Kalaupun ada sebagian dai yang suka mengkritik kebijakan pemerintah di mimbar-mimbar, itu sejatinya sarana mengingatkan pemangku kebijakan supaya kembali ke jalan yang diridhai Allah Ta’âlâ. Dan jumlah dai yang seperti ini sebenarnya tidak signifikan dibanding keumuman para dai yang selalu mengajak kepada jalan yang baik dan mencegah dari perbuatan jahat dan jelek dengan cara-cara yang bijaksana dan nasehat terbaik. Hal ini sebetulnya telah dinyatakan di dalam al-Qur’an demikian:
ادْعُ إِلَى سَبِيلِ رَبِّكَ بِالْحِكْمَةِ وَالْمَوْعِظَةِ الْحَسَنَةِ وَجَادِلْهُمْ بِالَّتِي هِيَ أَحْسَنُ إِنَّ رَبَّكَ هُوَ أَعْلَمُ بِمَنْ ضَلَّ عَنْ سَبِيلِهِ وَهُوَ أَعْلَمُ بِالْمُهْتَدِينَ [النحل: 125]

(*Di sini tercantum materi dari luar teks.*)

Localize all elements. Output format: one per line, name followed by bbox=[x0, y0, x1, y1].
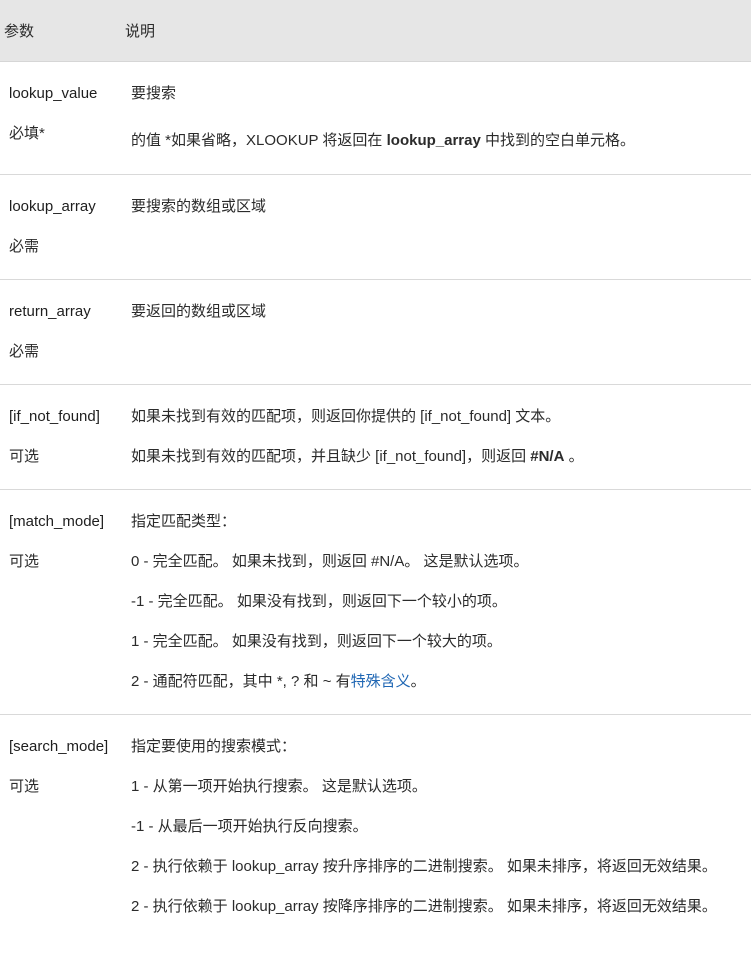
parameters-table: 参数 说明 lookup_value 必填* 要搜索 的值 *如果省略，XLOO… bbox=[0, 0, 751, 977]
param-name: return_array bbox=[9, 303, 91, 320]
param-description: -1 - 完全匹配。 如果没有找到，则返回下一个较小的项。 bbox=[131, 593, 507, 610]
table-row: [if_not_found] 可选 如果未找到有效的匹配项，则返回你提供的 [i… bbox=[0, 385, 751, 490]
table-row: [search_mode] 可选 指定要使用的搜索模式： 1 - 从第一项开始执… bbox=[0, 715, 751, 977]
param-requirement: 可选 bbox=[9, 778, 40, 795]
param-description: 指定要使用的搜索模式： bbox=[131, 738, 297, 755]
param-description: 指定匹配类型： bbox=[131, 513, 237, 530]
param-description: 的值 *如果省略，XLOOKUP 将返回在 lookup_array 中找到的空… bbox=[131, 132, 635, 149]
param-name: lookup_value bbox=[9, 85, 98, 102]
special-meaning-link[interactable]: 特殊含义 bbox=[351, 673, 411, 690]
header-param: 参数 bbox=[4, 23, 35, 40]
param-name: [match_mode] bbox=[9, 513, 105, 530]
param-name: [search_mode] bbox=[9, 738, 109, 755]
header-description: 说明 bbox=[125, 23, 156, 40]
param-description: 2 - 执行依赖于 lookup_array 按降序排序的二进制搜索。 如果未排… bbox=[131, 898, 717, 915]
param-description: 2 - 执行依赖于 lookup_array 按升序排序的二进制搜索。 如果未排… bbox=[131, 858, 717, 875]
param-description: 如果未找到有效的匹配项，并且缺少 [if_not_found]，则返回 #N/A… bbox=[131, 448, 584, 465]
param-description: 2 - 通配符匹配，其中 *, ? 和 ~ 有特殊含义。 bbox=[131, 673, 426, 690]
param-description: 要搜索的数组或区域 bbox=[131, 198, 267, 215]
param-requirement: 必填* bbox=[9, 125, 45, 142]
param-description: 0 - 完全匹配。 如果未找到，则返回 #N/A。 这是默认选项。 bbox=[131, 553, 529, 570]
table-row: [match_mode] 可选 指定匹配类型： 0 - 完全匹配。 如果未找到，… bbox=[0, 490, 751, 715]
param-name: lookup_array bbox=[9, 198, 96, 215]
table-row: lookup_value 必填* 要搜索 的值 *如果省略，XLOOKUP 将返… bbox=[0, 62, 751, 175]
param-description: 1 - 完全匹配。 如果没有找到，则返回下一个较大的项。 bbox=[131, 633, 502, 650]
param-description: 要返回的数组或区域 bbox=[131, 303, 267, 320]
param-description: 要搜索 bbox=[131, 85, 177, 102]
param-description: 如果未找到有效的匹配项，则返回你提供的 [if_not_found] 文本。 bbox=[131, 408, 561, 425]
param-requirement: 可选 bbox=[9, 448, 40, 465]
param-requirement: 必需 bbox=[9, 238, 40, 255]
param-description: 1 - 从第一项开始执行搜索。 这是默认选项。 bbox=[131, 778, 427, 795]
param-name: [if_not_found] bbox=[9, 408, 100, 425]
param-requirement: 可选 bbox=[9, 553, 40, 570]
param-description: -1 - 从最后一项开始执行反向搜索。 bbox=[131, 818, 368, 835]
table-header: 参数 说明 bbox=[0, 0, 751, 62]
table-row: return_array 必需 要返回的数组或区域 bbox=[0, 280, 751, 385]
param-requirement: 必需 bbox=[9, 343, 40, 360]
table-row: lookup_array 必需 要搜索的数组或区域 bbox=[0, 175, 751, 280]
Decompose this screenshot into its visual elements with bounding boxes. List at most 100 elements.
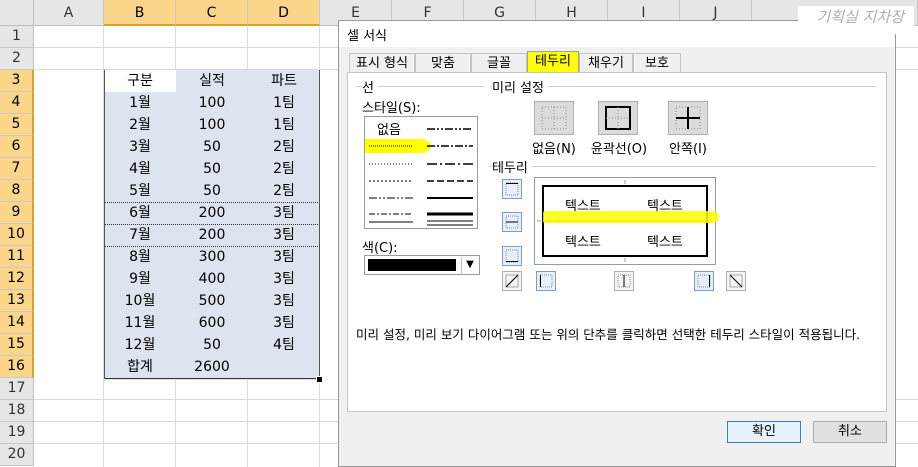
row-header-8[interactable]: 8 [0,180,34,202]
table-row: 3월 50 2팀 [104,136,320,158]
table-cell[interactable]: 3팀 [248,312,320,334]
table-cell[interactable]: 4월 [104,158,176,180]
table-cell[interactable]: 3팀 [248,290,320,312]
table-cell[interactable]: 100 [176,92,248,114]
row-header-2[interactable]: 2 [0,48,34,70]
tab-alignment[interactable]: 맞춤 [415,53,471,73]
table-cell[interactable]: 3팀 [248,202,320,224]
table-cell[interactable]: 실적 [176,70,248,92]
line-styles-graphic[interactable] [365,117,477,228]
preset-outline-button[interactable] [598,101,638,135]
table-cell[interactable]: 6월 [104,202,176,224]
table-cell[interactable]: 파트 [248,70,320,92]
border-top-button[interactable] [502,179,522,199]
table-cell[interactable]: 50 [176,180,248,202]
border-bottom-button[interactable] [502,246,522,266]
row-header-19[interactable]: 19 [0,422,34,444]
table-cell[interactable]: 11월 [104,312,176,334]
row-header-11[interactable]: 11 [0,246,34,268]
row-header-3[interactable]: 3 [0,70,34,92]
table-cell[interactable]: 400 [176,268,248,290]
row-header-20[interactable]: 20 [0,444,34,466]
row-header-9[interactable]: 9 [0,202,34,224]
border-diagonal-down-button[interactable] [726,271,746,291]
tab-border[interactable]: 테두리 [527,51,579,73]
table-cell[interactable]: 500 [176,290,248,312]
table-cell[interactable]: 12월 [104,334,176,356]
preset-none-button[interactable] [534,101,574,135]
format-cells-dialog: 셀 서식 표시 형식 맞춤 글꼴 테두리 채우기 보호 선 스타일(S): 없음 [338,20,896,467]
row-header-13[interactable]: 13 [0,290,34,312]
table-cell[interactable]: 2팀 [248,136,320,158]
border-middle-vertical-icon [617,274,631,288]
preset-none-label: 없음(N) [532,142,576,157]
table-cell[interactable]: 5월 [104,180,176,202]
table-cell[interactable]: 600 [176,312,248,334]
tab-number[interactable]: 표시 형식 [349,53,415,73]
row-header-17[interactable]: 17 [0,378,34,400]
row-header-18[interactable]: 18 [0,400,34,422]
row-header-1[interactable]: 1 [0,26,34,48]
border-right-button[interactable] [694,271,714,291]
row-header-7[interactable]: 7 [0,158,34,180]
tab-protection[interactable]: 보호 [633,53,681,73]
row-header-10[interactable]: 10 [0,224,34,246]
column-header-b[interactable]: B [104,0,176,26]
table-cell[interactable]: 1월 [104,92,176,114]
chevron-down-icon[interactable]: ▼ [461,257,478,273]
dotted-border [104,202,320,203]
table-cell[interactable]: 50 [176,158,248,180]
table-cell[interactable]: 50 [176,334,248,356]
cancel-button[interactable]: 취소 [813,421,887,443]
tab-font[interactable]: 글꼴 [471,53,527,73]
table-cell[interactable]: 합계 [104,356,176,378]
table-cell[interactable]: 200 [176,224,248,246]
table-cell[interactable]: 300 [176,246,248,268]
table-cell[interactable]: 1팀 [248,92,320,114]
border-middle-horizontal-button[interactable] [502,212,522,232]
fill-handle[interactable] [316,376,323,383]
table-cell[interactable]: 3팀 [248,268,320,290]
row-header-4[interactable]: 4 [0,92,34,114]
table-cell[interactable]: 3팀 [248,224,320,246]
border-diagonal-up-button[interactable] [502,271,522,291]
color-dropdown[interactable]: ▼ [364,255,480,275]
table-cell[interactable]: 4팀 [248,334,320,356]
table-cell[interactable]: 100 [176,114,248,136]
column-header-a[interactable]: A [34,0,104,26]
table-cell[interactable]: 구분 [104,70,176,92]
border-left-button[interactable] [536,271,556,291]
table-cell[interactable]: 7월 [104,224,176,246]
table-cell[interactable]: 2600 [176,356,248,378]
column-header-c[interactable]: C [176,0,248,26]
border-middle-vertical-button[interactable] [614,271,634,291]
border-right-icon [697,274,711,288]
preset-inside-button[interactable] [668,101,708,135]
column-header-d[interactable]: D [248,0,320,26]
row-header-5[interactable]: 5 [0,114,34,136]
table-cell[interactable]: 200 [176,202,248,224]
line-style-list[interactable]: 없음 [364,116,478,229]
select-all-corner[interactable] [0,0,34,26]
border-preview-diagram[interactable]: 텍스트 텍스트 텍스트 텍스트 [534,177,719,265]
border-bottom-icon [505,249,519,263]
table-cell[interactable]: 10월 [104,290,176,312]
table-cell[interactable]: 1팀 [248,114,320,136]
table-cell[interactable]: 2팀 [248,180,320,202]
table-cell[interactable]: 8월 [104,246,176,268]
tab-fill[interactable]: 채우기 [579,53,633,73]
table-cell[interactable] [248,356,320,378]
table-cell[interactable]: 3팀 [248,246,320,268]
table-cell[interactable]: 3월 [104,136,176,158]
row-header-6[interactable]: 6 [0,136,34,158]
row-header-12[interactable]: 12 [0,268,34,290]
table-cell[interactable]: 2팀 [248,158,320,180]
table-cell[interactable]: 9월 [104,268,176,290]
row-header-14[interactable]: 14 [0,312,34,334]
table-cell[interactable]: 50 [176,136,248,158]
row-header-15[interactable]: 15 [0,334,34,356]
diagonal-up-icon [505,274,519,288]
table-cell[interactable]: 2월 [104,114,176,136]
ok-button[interactable]: 확인 [727,421,801,443]
row-header-16[interactable]: 16 [0,356,34,378]
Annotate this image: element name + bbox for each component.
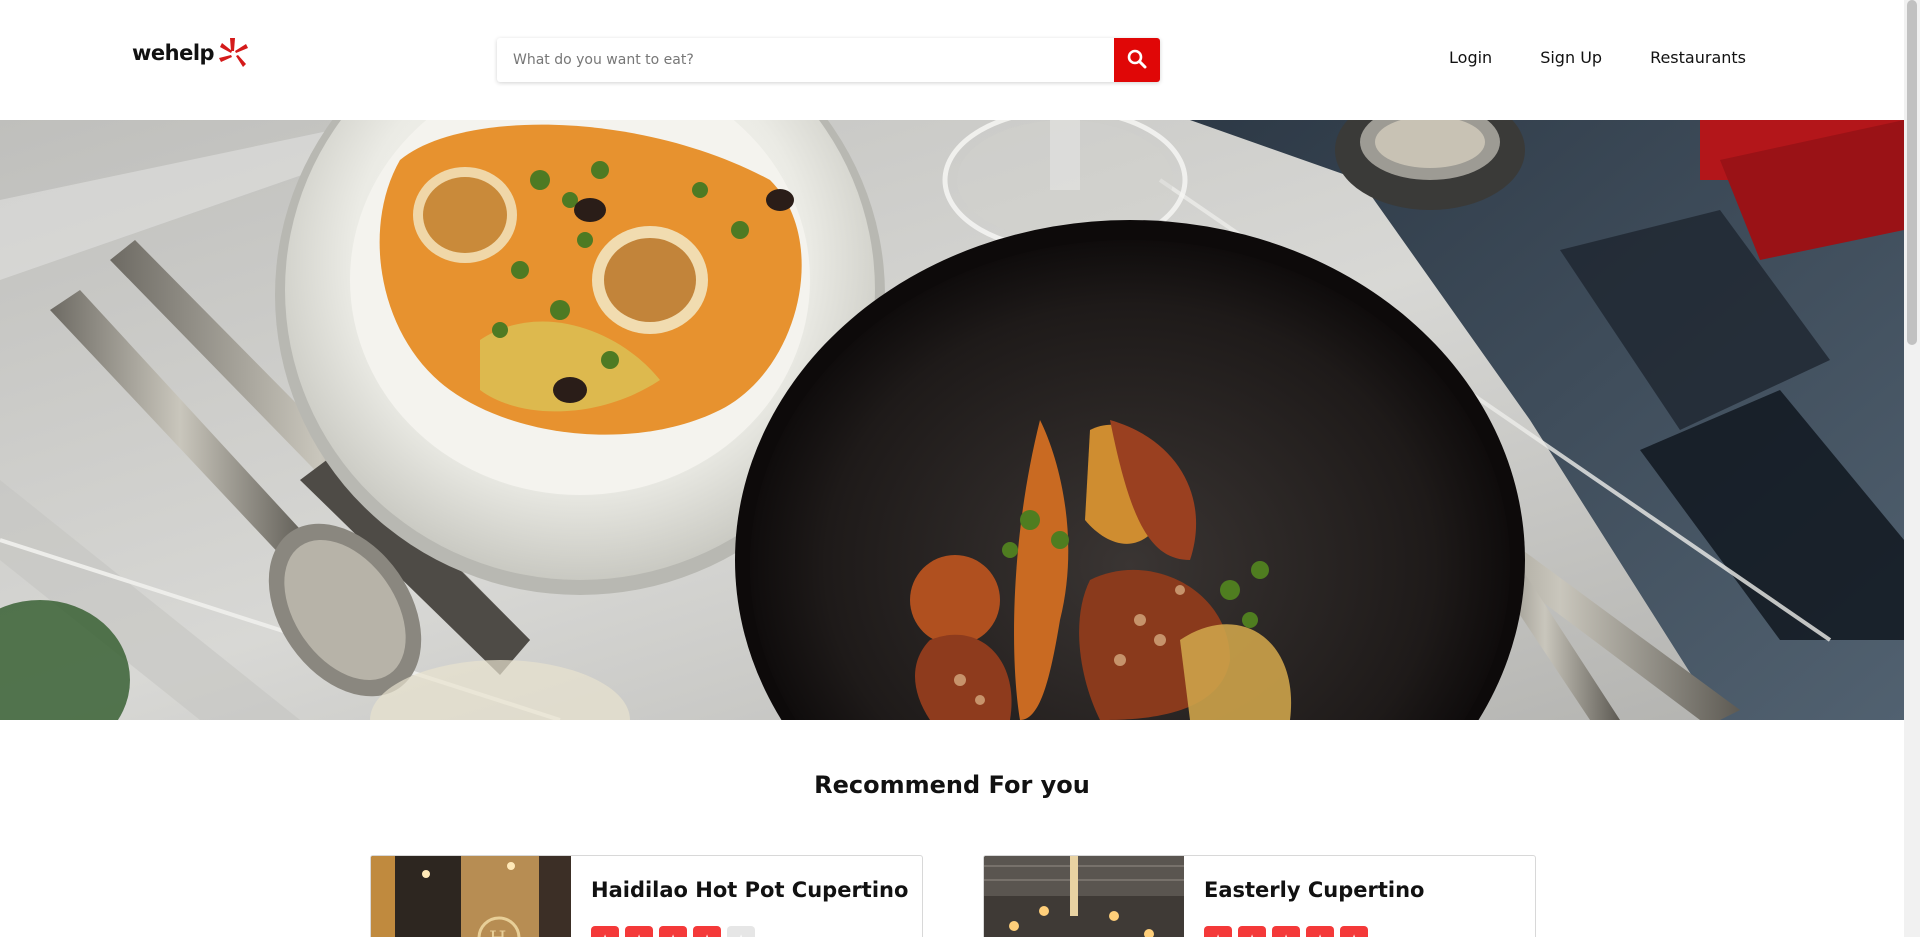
star-icon: ★ (625, 926, 653, 937)
star-rating: ★ ★ ★ ★ ★ (591, 926, 908, 937)
page: wehelp What do you want to eat? Login Si… (0, 0, 1920, 937)
restaurant-name[interactable]: Easterly Cupertino (1204, 878, 1424, 902)
restaurant-card[interactable]: Easterly Cupertino ★ ★ ★ ★ ★ (983, 855, 1536, 937)
star-rating: ★ ★ ★ ★ ★ (1204, 926, 1424, 937)
site-logo[interactable]: wehelp (132, 36, 249, 70)
search-button[interactable] (1114, 38, 1160, 82)
star-icon: ★ (1204, 926, 1232, 937)
burst-logo-icon (218, 36, 249, 70)
search-icon (1127, 49, 1147, 72)
section-title: Recommend For you (814, 771, 1090, 799)
star-icon: ★ (1272, 926, 1300, 937)
card-body: Haidilao Hot Pot Cupertino ★ ★ ★ ★ ★ (571, 856, 922, 937)
search-input[interactable] (497, 38, 1114, 82)
star-icon: ★ (659, 926, 687, 937)
restaurant-photo (984, 856, 1184, 937)
scrollbar-thumb[interactable] (1907, 0, 1917, 345)
star-icon: ★ (1306, 926, 1334, 937)
logo-text: wehelp (132, 41, 215, 65)
restaurant-name[interactable]: Haidilao Hot Pot Cupertino (591, 878, 908, 902)
star-icon: ★ (727, 926, 755, 937)
recommendation-list: H Haidilao Hot Pot Cupertino ★ ★ ★ ★ ★ (370, 855, 1536, 937)
svg-text:H: H (489, 926, 506, 937)
star-icon: ★ (591, 926, 619, 937)
star-icon: ★ (1238, 926, 1266, 937)
restaurant-card[interactable]: H Haidilao Hot Pot Cupertino ★ ★ ★ ★ ★ (370, 855, 923, 937)
nav-signup-link[interactable]: Sign Up (1540, 48, 1602, 67)
page-scrollbar[interactable] (1904, 0, 1920, 937)
site-header: wehelp What do you want to eat? Login Si… (0, 0, 1904, 120)
restaurant-photo: H (371, 856, 571, 937)
search-bar (497, 38, 1160, 82)
card-body: Easterly Cupertino ★ ★ ★ ★ ★ (1184, 856, 1444, 937)
hero-food-image (0, 120, 1904, 720)
nav-login-link[interactable]: Login (1449, 48, 1492, 67)
star-icon: ★ (1340, 926, 1368, 937)
nav-restaurants-link[interactable]: Restaurants (1650, 48, 1746, 67)
main-nav: Login Sign Up Restaurants (1449, 48, 1746, 67)
star-icon: ★ (693, 926, 721, 937)
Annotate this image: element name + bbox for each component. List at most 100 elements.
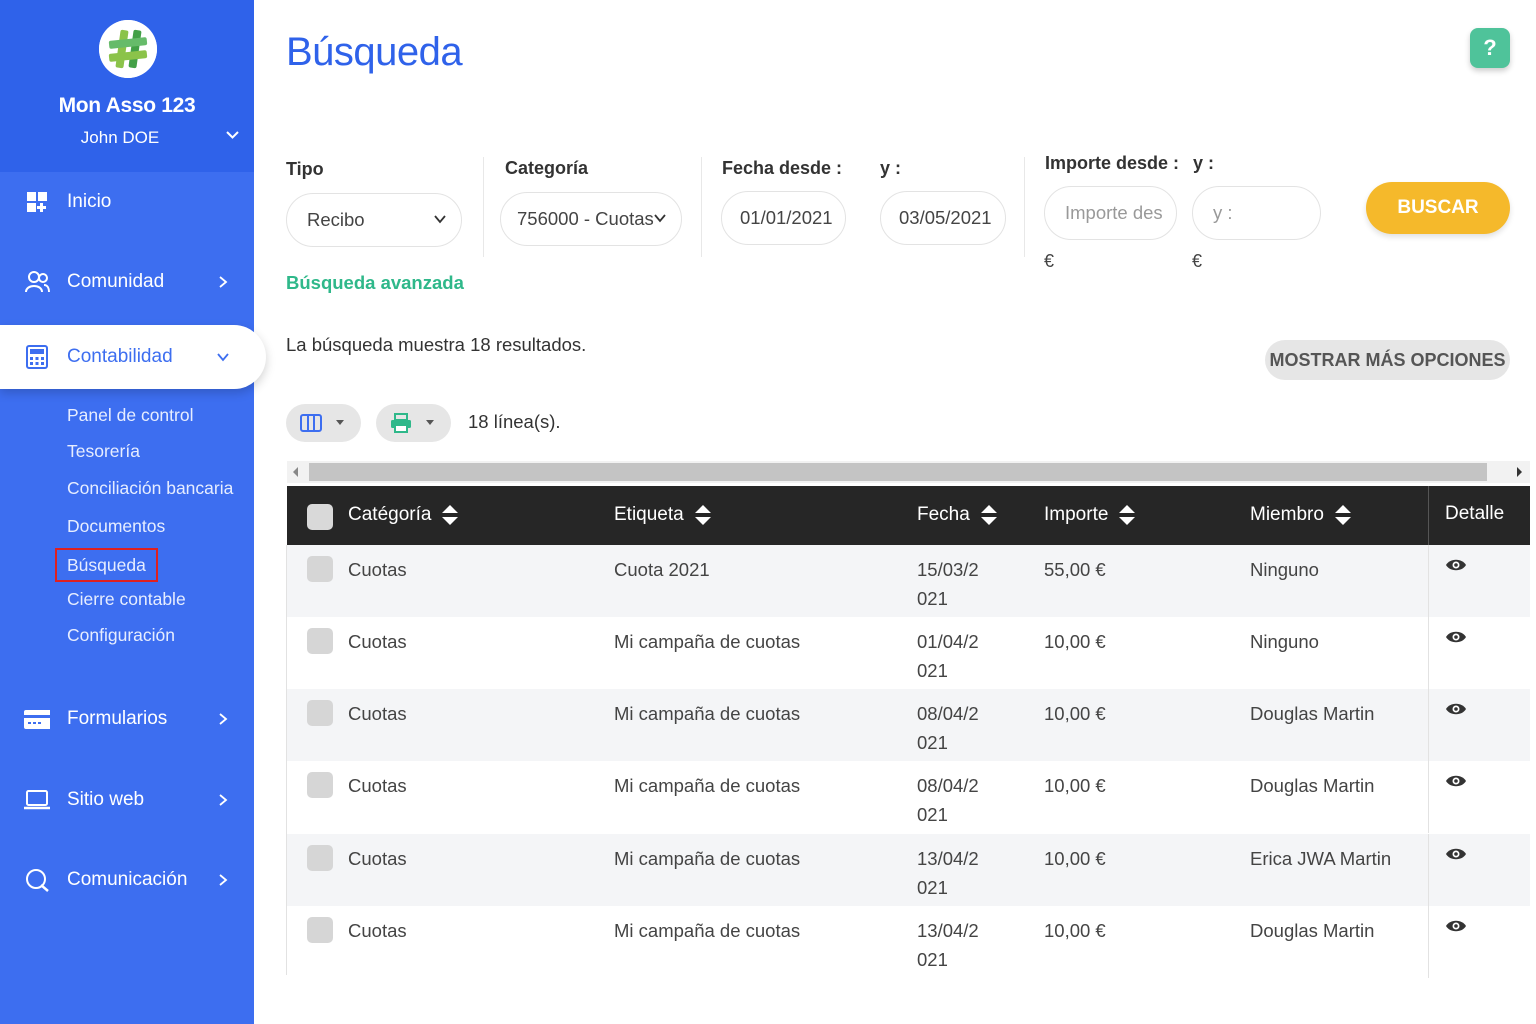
divider [483, 157, 484, 257]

“Serulah (manusia) kepada jalan Tuhanmu dengan hikmah dan pelajaran yang baik dan bantahlah mereka dengan cara yang baik. Sesungguhnya Tuhanmu Dialah yang lebih mengetahui tentang siapa yang tersesat dari jalan-Nya dan Dialah yang lebih mengetahui orang-orang yang mendapat petunjuk.” (Q.S. al-Nahl, ayat 125)
Jadi, dari sisi mana pemerintah berkepentingan memantau materi dakwah para dai dan ulama, apakah mereka ingin mengembalikan suasana umat ke zaman dulu, dimana bila ada seorang dai yang mengkritik pemerintah maka dengan mudah dan tanpa prosedur apapun boleh ditangkap dan dibui? Yang jelas, tolong pemerintah jangan menganggap bahwa para dai dan ulama yang telah berjasa membawa keberkahan di tengah-tengah umat sebagai biang kerok kerusakan moral masyarakat. Coba intropeksi diri! Wallâhu a’lam. [syahid/voa-islam.com]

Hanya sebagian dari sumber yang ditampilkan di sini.